Dysart et al and Garden Retirement Development Inc. are trying to work through legal hurdles which are stopping the 74-unit senior housing project from progressing.
The development group presented to Dysart et al council July 23 to seek building permits and end a holding provision on the property at 1 Sunnyside St. The provision is preventing rezoning of the property and there are numerous requirements the developer must fulfill to lift it.
Much of the discussion centred on requirements to submit a design for the water system and have the Ministry of Environment, Conservation and Parks approve an environmental assessment for the system. Consultant Greg Bishop said the assessment could take over a year to complete, potentially stalling the project too long.
“What we need is a game plan going forward,” Bishop said. “Full stop, if you need that before we get a building permit, let’s go because we’re leaving … Do we actually need that design? If we do, we may be in trouble today.”
The holding provision comes from an Ontario Municipal Board (OMB) ruling from a different proposal on the site made years ago.
Bishop said the provision can remain in place for now, but the developers need permits soon. He suggested a site-plan agreement and a drinking water agreement, which are also required but have not yet been completed, should be sufficient.
Municipal manager of planning Sue Harrison said it would take legal vetting to ensure permits could be issued without the complete water system design in place.
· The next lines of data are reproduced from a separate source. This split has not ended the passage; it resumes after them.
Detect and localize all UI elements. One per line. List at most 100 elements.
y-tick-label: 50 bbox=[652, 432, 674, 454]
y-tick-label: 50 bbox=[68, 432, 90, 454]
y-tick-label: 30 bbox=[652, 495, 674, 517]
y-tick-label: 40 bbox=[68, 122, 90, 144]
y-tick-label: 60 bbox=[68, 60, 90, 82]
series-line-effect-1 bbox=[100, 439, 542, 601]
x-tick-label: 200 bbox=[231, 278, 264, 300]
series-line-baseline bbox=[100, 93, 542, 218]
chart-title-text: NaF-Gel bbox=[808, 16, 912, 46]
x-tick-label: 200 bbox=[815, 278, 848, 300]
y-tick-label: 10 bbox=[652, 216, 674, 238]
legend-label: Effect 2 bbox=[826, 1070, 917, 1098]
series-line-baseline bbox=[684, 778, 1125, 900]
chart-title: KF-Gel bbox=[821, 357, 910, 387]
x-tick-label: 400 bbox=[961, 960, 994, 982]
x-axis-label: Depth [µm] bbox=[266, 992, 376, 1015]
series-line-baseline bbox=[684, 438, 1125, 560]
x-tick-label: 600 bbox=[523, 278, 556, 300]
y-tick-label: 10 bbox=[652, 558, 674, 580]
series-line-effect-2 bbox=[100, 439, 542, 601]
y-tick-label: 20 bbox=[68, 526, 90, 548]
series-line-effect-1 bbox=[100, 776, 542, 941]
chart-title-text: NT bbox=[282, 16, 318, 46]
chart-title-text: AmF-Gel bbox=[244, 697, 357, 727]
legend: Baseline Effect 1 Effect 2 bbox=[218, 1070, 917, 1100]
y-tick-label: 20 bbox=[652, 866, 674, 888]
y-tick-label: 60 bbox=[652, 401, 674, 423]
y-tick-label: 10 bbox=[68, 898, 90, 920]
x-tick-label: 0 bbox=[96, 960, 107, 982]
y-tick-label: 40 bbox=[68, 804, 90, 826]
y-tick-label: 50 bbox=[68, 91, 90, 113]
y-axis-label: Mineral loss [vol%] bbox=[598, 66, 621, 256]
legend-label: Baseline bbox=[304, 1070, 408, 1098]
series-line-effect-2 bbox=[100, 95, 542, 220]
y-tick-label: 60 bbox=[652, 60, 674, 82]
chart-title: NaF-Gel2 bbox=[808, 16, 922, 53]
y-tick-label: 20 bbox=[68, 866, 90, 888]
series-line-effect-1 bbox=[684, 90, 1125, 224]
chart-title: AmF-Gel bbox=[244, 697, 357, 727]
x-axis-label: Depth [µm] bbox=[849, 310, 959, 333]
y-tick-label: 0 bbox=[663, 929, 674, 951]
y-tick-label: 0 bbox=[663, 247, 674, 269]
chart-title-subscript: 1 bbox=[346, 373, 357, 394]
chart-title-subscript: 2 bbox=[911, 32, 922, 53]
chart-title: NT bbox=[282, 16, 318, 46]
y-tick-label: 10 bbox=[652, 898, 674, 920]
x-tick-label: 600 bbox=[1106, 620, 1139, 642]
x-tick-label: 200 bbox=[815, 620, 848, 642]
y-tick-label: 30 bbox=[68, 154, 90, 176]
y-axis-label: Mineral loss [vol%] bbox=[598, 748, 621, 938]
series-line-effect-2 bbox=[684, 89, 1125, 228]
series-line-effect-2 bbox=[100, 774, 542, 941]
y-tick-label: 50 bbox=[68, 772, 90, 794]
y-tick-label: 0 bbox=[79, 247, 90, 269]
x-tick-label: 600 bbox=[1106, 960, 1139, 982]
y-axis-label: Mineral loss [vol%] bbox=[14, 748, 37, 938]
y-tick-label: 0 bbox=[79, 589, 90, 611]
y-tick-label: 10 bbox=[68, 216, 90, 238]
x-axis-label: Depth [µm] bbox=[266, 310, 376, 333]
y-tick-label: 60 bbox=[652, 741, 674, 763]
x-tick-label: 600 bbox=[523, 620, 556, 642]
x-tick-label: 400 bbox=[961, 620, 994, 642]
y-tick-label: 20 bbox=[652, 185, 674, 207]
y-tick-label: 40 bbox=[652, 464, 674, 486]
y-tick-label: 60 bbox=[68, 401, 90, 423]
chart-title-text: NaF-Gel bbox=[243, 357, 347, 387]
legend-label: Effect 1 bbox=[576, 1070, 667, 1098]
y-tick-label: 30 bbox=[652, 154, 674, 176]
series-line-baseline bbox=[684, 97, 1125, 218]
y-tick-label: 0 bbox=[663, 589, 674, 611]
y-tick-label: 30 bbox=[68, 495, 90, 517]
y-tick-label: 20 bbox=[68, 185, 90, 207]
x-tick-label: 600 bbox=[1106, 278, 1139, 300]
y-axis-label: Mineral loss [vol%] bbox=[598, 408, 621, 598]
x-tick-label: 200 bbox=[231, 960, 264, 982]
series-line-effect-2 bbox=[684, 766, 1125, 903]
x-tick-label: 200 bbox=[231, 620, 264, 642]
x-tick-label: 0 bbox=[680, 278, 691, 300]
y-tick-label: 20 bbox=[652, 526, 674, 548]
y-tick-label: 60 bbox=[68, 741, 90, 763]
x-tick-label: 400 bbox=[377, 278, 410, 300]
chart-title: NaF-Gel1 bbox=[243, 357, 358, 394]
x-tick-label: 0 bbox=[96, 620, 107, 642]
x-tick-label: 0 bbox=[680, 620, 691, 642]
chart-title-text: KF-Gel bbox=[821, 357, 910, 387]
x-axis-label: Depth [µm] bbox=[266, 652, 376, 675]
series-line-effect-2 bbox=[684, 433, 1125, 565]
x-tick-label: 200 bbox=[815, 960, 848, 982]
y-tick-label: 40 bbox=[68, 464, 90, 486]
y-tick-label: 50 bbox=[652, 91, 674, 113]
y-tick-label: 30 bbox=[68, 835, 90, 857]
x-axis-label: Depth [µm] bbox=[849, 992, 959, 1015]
“We’re not looking to stop this development. We want this development to go forward,” Harrison said. “But we also have to document and protect the municipality’s liability.”
The two sides said they were “on the same page” about the issue and wanted to work to resolve it.
“If you need a building permit today, I’m prepared to stay until we get it done today,” Deputy Mayor Patrick Kennedy said.
Bishop responded the permit would only be needed once developers complete the site plan and water agreement.
However, the developers sought a resolution from council guaranteeing once those agreements are taken care of, building permits would be issued.
Former mayor Murray Fearrey, who is now a consultant for Garden Retirement Developments Inc., said the municipality should have some flexibility under the OMB.
“If we can’t get the permits today, I don’t think there’s certainty if we’re going to be able to get them,” Fearrey said. Council ultimately opted not to pass any resolutions on the discussion.
Mayor Andrea Roberts said no councillor is going on vacation and they could call a special meeting within 48-hours to get the project moving once the agreements are sorted with staff.
“This is extremely important to get this right,” Roberts said.